Fascinating: Japan was well into the doldrums when the Asian financial crisis hit. But now us Asians have a new sheriff in East Asia which is comparatively free from such problems heading into a new global slowdown in China. (It replaced Japan as the world's second largest economy and hence our region's largest in 2010.) Meanwhile in Europe, Germany has come to a virtual standstill and this situation may have significant knock-on effects for the rest. Let's see how this turns out, but I think the logic illustrated here is reasonable.
9. The distinction that was drawn after the Mexican peso crisis between sovereign debt and private debt has turned out to be not nearly so neat and tidy. When much of the banking system becomes insolvent, debt that starts out it the private sector doesn't stay there long...

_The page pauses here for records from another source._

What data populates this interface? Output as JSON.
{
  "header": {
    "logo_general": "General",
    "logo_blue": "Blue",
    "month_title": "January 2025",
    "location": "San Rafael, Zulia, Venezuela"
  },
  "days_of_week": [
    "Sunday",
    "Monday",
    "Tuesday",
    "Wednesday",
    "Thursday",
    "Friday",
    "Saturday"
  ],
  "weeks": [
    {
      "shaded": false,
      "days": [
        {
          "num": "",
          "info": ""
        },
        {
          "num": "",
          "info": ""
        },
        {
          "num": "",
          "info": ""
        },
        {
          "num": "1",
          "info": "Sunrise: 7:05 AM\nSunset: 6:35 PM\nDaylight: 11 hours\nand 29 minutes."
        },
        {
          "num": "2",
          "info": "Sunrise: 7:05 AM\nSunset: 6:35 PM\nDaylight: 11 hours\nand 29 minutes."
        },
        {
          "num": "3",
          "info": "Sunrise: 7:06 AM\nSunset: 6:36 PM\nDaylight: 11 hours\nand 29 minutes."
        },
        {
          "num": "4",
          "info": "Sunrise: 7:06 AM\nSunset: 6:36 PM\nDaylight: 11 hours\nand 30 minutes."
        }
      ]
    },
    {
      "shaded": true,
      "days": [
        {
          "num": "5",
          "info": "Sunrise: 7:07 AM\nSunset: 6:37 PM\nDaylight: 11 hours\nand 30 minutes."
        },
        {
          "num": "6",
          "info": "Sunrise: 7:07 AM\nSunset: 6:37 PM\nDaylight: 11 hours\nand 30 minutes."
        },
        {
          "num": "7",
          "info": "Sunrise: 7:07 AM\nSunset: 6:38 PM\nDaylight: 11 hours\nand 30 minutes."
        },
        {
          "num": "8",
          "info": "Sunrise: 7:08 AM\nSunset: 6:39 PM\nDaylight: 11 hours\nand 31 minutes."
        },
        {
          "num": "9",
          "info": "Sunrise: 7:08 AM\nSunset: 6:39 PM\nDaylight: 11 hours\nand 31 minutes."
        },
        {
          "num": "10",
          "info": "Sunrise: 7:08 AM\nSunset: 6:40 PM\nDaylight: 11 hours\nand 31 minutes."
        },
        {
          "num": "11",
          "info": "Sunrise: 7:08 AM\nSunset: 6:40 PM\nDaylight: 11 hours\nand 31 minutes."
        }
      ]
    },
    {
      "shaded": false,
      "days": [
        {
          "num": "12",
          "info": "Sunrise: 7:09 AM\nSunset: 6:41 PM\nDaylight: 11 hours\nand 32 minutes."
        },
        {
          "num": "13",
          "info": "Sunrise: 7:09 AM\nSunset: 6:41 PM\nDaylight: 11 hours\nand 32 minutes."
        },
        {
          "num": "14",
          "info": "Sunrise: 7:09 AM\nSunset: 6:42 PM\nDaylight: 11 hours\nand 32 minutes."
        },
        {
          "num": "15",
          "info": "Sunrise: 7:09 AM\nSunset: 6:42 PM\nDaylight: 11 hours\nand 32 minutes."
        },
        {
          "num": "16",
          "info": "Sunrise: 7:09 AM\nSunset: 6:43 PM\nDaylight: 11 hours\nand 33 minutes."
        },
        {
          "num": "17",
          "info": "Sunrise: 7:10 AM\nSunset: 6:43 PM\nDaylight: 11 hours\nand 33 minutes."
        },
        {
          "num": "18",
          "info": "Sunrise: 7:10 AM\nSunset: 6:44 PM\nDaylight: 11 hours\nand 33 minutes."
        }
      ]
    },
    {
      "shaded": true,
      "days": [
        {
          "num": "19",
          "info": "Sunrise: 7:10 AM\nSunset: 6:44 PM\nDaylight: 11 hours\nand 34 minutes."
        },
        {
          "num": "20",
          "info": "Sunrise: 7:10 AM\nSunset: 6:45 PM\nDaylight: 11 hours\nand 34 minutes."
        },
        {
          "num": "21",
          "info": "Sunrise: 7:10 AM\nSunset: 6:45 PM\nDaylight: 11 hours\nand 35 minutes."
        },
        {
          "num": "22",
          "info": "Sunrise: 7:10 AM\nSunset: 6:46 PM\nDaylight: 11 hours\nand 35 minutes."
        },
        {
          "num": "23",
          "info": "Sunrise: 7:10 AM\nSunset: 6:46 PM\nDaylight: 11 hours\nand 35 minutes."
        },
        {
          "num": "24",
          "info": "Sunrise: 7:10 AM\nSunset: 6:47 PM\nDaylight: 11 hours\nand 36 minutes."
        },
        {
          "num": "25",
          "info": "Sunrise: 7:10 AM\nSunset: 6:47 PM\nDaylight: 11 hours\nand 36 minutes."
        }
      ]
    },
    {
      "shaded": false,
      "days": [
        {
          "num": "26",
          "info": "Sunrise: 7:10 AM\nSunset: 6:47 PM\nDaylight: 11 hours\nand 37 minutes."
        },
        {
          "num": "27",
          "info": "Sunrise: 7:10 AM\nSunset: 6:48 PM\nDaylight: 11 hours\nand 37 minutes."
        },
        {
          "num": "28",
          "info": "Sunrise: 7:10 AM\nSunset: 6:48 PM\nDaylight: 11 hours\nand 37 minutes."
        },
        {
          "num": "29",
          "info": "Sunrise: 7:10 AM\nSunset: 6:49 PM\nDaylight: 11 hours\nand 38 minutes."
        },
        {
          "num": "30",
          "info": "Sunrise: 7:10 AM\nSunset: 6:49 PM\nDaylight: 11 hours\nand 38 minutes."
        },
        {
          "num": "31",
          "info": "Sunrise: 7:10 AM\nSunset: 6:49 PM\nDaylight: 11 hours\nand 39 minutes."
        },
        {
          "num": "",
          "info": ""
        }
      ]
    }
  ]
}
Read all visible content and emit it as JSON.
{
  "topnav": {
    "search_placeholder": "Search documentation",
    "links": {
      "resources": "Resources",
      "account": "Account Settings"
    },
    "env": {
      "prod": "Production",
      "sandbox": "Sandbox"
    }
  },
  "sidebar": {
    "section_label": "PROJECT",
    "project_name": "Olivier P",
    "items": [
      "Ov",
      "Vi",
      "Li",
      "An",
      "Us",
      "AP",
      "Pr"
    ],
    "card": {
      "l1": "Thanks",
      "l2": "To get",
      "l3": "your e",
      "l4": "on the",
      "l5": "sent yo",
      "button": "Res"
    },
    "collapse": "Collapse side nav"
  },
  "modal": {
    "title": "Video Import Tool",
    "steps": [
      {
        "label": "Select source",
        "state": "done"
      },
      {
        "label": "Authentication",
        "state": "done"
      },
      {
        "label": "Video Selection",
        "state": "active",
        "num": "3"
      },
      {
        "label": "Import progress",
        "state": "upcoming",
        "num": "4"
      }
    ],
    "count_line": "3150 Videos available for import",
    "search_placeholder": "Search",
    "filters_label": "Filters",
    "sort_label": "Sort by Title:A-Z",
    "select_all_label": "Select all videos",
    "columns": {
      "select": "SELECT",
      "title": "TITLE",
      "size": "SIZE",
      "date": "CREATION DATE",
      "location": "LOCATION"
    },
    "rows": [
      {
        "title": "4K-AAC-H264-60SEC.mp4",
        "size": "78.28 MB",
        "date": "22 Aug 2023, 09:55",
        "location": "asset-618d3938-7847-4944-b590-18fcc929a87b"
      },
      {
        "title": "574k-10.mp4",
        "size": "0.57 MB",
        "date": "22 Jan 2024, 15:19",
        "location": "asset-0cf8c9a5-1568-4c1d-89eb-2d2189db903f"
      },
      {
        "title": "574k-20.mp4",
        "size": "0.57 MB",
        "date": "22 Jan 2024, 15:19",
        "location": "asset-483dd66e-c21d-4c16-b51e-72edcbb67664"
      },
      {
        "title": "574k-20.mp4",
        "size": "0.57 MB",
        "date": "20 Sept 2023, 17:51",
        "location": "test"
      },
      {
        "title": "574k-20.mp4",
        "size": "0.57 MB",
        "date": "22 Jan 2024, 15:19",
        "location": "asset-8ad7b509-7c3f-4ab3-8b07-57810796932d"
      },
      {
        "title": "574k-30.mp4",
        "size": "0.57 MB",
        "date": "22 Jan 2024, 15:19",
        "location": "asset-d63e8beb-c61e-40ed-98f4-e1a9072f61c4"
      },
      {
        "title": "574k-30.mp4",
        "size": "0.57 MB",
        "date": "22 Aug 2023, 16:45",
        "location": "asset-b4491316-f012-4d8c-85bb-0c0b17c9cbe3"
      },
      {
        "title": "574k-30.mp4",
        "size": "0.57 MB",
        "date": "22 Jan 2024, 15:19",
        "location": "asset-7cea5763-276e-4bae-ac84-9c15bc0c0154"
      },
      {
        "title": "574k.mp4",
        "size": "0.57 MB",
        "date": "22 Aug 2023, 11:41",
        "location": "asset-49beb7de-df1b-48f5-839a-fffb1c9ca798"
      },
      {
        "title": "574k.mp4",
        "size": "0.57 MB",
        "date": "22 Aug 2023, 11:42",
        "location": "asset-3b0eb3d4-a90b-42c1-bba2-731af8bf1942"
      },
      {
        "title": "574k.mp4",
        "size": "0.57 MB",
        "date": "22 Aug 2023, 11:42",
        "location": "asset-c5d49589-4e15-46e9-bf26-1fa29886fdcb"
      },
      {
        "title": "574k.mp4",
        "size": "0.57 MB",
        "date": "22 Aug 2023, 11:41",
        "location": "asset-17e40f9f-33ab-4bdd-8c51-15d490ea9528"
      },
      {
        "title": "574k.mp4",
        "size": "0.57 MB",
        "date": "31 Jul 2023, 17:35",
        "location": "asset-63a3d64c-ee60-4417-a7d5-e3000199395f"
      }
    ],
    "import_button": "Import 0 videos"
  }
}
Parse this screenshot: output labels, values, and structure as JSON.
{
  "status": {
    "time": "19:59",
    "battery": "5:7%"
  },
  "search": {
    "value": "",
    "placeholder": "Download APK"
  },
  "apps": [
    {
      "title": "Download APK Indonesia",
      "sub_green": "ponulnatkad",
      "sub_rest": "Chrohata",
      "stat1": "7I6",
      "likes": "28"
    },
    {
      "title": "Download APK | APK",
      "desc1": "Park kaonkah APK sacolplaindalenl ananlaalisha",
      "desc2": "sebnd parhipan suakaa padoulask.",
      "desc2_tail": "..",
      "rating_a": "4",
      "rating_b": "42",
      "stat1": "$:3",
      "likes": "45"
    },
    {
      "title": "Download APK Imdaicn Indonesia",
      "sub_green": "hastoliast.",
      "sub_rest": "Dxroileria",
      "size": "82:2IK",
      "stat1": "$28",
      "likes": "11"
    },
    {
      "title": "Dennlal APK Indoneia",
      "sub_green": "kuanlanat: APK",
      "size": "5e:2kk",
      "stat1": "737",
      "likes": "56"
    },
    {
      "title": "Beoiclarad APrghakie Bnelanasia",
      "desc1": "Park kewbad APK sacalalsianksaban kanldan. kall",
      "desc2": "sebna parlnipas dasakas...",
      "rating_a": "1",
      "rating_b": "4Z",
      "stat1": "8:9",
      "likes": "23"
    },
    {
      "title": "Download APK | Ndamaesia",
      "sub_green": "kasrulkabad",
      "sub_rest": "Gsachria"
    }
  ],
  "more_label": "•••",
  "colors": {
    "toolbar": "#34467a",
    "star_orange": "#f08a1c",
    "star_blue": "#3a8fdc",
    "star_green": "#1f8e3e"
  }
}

In the end, the home country has little choice but to intervene when things go awry in its domestic financial system, thus burdening the public with private woes in addition to whatever else existed before. Witness Ireland guaranteeing private lenders when the state did not fully realize the obligations involved in doing so. Or, think again of the US government being saddled with housing-related assets of extremely dubious quality while trying to relieve pressure from troubled banks. (The funny thing is that Uncle Sam is now seeking damages as it were when it deliberately set itself up to be duped.)
10. There's nothing like a major crisis to focus people's minds on why it is important to improve the international financial architecture...
My general intuition is that the international financial architecture is shaped by financial flows. That is, the likes of Basel III are reactive, not proactive measures which do not necessarily get to the heart of the matter: wayward patterns of capital movement have deeper underlying causes than what can be addressed by simply arguing for [more, better] regulation. Why do some people save too much while others spend too much? As G20 talks have demonstrated, we have not even gotten past the process of apportioning blame between surplus and deficit countries, let alone developed a pan-global way of mitigating such imbalances.
They say that those who don't learn from history are doomed to repeat it. From my standpoint, Asia learned from its crisis, but the West didn't [1, 2] due in no small part to its arrogance. Had the abovementioned warning signs deduced from the Asian crisis been heeded, would the West be in such bad shape? (Dig TIME's somewhat hyperbolic recent cover and all.) While this question is not one I have to directly contend with, it certainly does affect the course of the global political economy.